Sample app: Import data from spreadsheet columns

Our latest sample app converts spreadsheet column data to formulas for use with drop-down fields. This app uses regular expressions heavily and this post explains in detail how it was built.

November 1, 2021 update: Calcapp now supports the XLOOKUP function (blog post), along with an app that generates XLOOKUP formulas from spreadsheet tables. Generating CHOOSE formulas is sometimes still the better choice, though, but XLOOKUP provides more flexibility. Refer to the links for details.

Original text: We publish sample apps as a means of demonstrating Calcapp features and techniques that you may want to use in your own apps that you distribute to your own users. This sample app is different — the intended user is you, the app creator, and it helps you convert spreadsheet data for use with drop-down fields.

Read this blog post to get a high-level overview of the Calcapp features that work together to enable spreadsheet data to be imported. There’s also a video tutorial explaining the entire workflow. This post explains how to use the app converting spreadsheet data and how it was written.

To summarize, Calcapp has gained support for the new formula function CHOOSE, which can be used together with the new Index property of drop-down fields. These formulas tend to be much shorter and more maintainable than the formulas you’d write previously using the IF formula function. What’s more, this app generates them automatically from data you paste from spreadsheets.

Here’s an embedded version of the table converter app, which you can also run as a stand-alone app:

Paste column data from a spreadsheet into the Column data field, with one value per line. If you like, you can select a sample data set from the Sample data drop-down field to see how the sample data is converted into formulas. Select Don’t use sample data from the drop-down field when you’re ready to use real data.

The Field name field lets you enter the name of your drop-down field. The generated CHOOSE formulas access its Index property, so if you don’t enter it you’ll need to adjust the generated formulas manually.

The Commas field lets you specify how commas in the pasted data are handled. If the data you’re pasting uses commas as thousands separators (which is standard in the English-speaking world), keep the default setting of Thousands separators. If your data uses a comma as a decimal separator, select Decimal separators.

When you paste data, you’ll find that two CHOOSE formulas are generated. The one in the field labeled CHOOSE formula for number fields is intended for numeric data. Lines that don’t appear to contain numeric data are rendered as BLANK() in the generated formula, meaning that a blank value is selected. The formula in the field labeled CHOOSE formula for text fields encloses all the lines in the pasted data in quotation marks and is intended for text fields.

Under the hood

When we added support for the CHOOSE function and the Index property of drop-down fields, we also wanted to write a converter automatically generating the CHOOSE formulas. The idea of writing it using traditional programming seemed like a big project, though, and we tried creating the converter using Calcapp.

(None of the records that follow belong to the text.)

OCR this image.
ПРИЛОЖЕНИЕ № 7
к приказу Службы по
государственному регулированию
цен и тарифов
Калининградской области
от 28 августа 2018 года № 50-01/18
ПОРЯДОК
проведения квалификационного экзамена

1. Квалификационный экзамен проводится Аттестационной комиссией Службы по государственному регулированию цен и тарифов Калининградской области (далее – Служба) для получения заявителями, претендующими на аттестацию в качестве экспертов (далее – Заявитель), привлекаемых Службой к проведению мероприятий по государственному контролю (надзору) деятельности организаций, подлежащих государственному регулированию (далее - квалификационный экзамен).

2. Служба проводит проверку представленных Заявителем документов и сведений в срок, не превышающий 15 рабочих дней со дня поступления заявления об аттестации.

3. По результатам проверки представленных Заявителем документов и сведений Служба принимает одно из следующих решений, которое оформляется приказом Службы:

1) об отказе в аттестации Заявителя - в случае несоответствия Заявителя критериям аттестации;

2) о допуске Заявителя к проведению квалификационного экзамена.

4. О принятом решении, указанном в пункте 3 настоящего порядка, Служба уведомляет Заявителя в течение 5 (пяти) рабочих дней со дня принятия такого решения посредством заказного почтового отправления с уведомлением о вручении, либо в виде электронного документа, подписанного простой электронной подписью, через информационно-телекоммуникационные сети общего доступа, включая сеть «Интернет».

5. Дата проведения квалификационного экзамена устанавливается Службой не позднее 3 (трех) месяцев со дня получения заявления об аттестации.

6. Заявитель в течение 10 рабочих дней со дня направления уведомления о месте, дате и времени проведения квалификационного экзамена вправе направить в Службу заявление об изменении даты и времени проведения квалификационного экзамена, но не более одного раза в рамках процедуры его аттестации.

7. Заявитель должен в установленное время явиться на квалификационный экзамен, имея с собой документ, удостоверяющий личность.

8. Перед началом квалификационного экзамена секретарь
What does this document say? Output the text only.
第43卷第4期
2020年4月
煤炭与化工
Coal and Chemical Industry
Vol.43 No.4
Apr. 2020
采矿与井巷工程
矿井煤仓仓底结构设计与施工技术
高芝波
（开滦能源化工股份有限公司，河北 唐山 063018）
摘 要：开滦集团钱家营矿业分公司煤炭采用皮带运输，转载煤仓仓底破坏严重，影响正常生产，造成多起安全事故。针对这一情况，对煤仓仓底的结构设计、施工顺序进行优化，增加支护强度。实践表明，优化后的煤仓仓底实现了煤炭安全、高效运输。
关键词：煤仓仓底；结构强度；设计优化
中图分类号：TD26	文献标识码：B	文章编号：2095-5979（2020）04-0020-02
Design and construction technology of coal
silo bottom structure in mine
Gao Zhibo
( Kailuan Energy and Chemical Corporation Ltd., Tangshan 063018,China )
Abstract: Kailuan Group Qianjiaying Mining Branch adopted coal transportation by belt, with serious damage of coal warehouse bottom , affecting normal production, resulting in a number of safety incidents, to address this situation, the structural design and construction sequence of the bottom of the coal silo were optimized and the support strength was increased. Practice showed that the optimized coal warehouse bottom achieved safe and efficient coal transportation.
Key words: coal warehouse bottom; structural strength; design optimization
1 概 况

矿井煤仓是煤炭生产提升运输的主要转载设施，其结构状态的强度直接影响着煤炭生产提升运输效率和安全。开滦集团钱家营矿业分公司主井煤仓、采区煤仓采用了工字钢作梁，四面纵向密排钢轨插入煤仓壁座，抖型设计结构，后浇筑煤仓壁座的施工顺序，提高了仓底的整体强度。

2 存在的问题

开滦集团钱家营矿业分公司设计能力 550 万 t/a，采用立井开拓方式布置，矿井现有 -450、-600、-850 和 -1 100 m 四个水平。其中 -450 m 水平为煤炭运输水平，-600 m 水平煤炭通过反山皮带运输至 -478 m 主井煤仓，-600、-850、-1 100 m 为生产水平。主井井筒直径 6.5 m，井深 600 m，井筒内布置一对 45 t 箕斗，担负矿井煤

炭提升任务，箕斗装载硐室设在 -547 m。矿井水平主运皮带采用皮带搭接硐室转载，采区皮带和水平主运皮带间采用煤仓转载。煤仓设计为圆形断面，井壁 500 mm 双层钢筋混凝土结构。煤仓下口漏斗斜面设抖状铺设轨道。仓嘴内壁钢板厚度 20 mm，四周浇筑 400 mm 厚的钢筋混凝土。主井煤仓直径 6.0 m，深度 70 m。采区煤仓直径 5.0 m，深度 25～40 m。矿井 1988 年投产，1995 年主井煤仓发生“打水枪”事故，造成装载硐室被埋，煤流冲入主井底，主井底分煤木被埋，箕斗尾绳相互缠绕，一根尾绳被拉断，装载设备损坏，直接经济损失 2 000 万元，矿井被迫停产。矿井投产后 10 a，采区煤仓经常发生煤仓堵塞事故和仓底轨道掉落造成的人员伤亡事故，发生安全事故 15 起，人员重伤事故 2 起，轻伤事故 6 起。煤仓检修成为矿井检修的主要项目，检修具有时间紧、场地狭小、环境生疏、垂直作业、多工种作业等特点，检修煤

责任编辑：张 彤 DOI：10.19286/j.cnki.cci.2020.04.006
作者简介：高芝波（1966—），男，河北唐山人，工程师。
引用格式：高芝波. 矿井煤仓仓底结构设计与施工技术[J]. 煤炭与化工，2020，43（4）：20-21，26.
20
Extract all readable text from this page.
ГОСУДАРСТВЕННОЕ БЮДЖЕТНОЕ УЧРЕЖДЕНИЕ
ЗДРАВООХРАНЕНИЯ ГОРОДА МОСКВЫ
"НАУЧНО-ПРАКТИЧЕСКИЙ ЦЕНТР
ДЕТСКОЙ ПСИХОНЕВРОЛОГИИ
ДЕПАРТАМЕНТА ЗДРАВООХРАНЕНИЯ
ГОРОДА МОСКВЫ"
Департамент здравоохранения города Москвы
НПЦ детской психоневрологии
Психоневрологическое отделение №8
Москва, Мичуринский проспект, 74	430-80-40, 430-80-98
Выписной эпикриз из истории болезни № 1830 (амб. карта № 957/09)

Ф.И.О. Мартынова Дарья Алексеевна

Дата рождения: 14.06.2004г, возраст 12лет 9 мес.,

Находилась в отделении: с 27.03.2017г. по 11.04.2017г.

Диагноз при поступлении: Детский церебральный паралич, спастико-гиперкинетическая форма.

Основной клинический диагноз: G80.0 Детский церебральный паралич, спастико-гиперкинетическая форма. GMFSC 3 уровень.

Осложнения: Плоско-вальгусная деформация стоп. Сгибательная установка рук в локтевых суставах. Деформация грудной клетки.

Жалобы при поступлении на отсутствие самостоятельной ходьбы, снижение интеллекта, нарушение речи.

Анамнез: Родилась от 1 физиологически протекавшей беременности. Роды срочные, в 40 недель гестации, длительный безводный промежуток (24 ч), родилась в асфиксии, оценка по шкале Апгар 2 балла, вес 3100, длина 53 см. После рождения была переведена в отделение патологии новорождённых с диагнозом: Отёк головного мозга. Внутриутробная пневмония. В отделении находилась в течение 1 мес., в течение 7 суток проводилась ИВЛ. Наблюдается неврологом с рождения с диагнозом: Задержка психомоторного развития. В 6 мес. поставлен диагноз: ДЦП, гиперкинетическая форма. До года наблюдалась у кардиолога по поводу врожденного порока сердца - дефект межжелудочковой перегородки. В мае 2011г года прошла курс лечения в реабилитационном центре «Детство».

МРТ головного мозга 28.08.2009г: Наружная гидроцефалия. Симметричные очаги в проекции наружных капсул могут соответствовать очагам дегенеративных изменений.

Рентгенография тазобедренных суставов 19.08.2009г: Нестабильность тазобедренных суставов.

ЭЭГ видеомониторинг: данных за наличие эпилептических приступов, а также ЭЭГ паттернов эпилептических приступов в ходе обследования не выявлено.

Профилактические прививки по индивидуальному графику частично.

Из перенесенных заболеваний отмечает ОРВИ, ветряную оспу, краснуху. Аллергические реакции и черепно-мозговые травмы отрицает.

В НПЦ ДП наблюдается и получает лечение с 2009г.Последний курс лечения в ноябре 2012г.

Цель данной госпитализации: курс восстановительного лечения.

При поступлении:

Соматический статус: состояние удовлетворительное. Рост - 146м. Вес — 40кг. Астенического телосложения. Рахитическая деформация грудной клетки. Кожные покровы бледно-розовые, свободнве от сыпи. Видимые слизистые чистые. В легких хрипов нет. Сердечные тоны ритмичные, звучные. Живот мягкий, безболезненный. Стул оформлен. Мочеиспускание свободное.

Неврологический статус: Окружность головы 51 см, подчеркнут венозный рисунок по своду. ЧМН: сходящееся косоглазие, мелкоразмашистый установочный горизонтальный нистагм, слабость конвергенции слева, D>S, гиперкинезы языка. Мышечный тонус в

While early results were promising, it soon became apparent that Calcapp wasn’t powerful enough to handle all aspects of the conversion. We either needed to abandon Calcapp and use traditional programming or add the missing features to Calcapp. We chose the latter approach.

The fruits of that work are the three new formula functions for processing text: REGEXMATCH, REGEXEXTRACT and REGEXREPLACE. These three new functions use so-called regular expressions to determine if text matches a specific regular expression, to extract text matching a regular expression or to replace text matching a regular expression.

This app makes heavy use of the REGEXREPLACE function to transform the pasted data into CHOOSE formulas. If you’re not familiar with regular expressions, please read our introduction to them before you continue reading.

You’re encouraged to view the app and its formulas as you read along. It’s available as a template when you create a new app under the Sample: Column converter name.

Note: The rest of this post is quite long, but it does explain in detail how the column converter app is implemented. Feel free to digest it in several sittings, or skip it altogether if you’re just interested in using the app and not in how it was written.

Line breaks

When you enter a line of text and press Enter to start a new line, your computer inserts a so-called line break character, also called a newline, end of line or line feed character. This character is invisible and only serves to instruct your computer to display the characters following it on a new line.

As line breaks are used pervasively by this app, we define a new hidden text field which uses a formula to produce a line break named LineBreak. Here’s the formula:

CHAR(10)

The CHAR function returns a single character, identified by a so-called code point. Every character in existence has a numeric code point and this function can be used to return some of the more esoteric ones. A line break character is invisible, so it must be generated by a function. Its numeric code happens to be 10.

(If you’re used to spreadsheets, all this probably sounds familiar, as they handle this the same way.)

Validating field names

The Settings group has a visible field named EnteredFieldName, with the initial (default) value “Field1”. There is a formula associated with the Valid property of the field, which determines whether the entered value is considered valid:

(LEN(EnteredFieldName) > 0) && REGEXMATCH(EnteredFieldName, "^[\p{L}_][\p{L}0-9_]*$", TRUE)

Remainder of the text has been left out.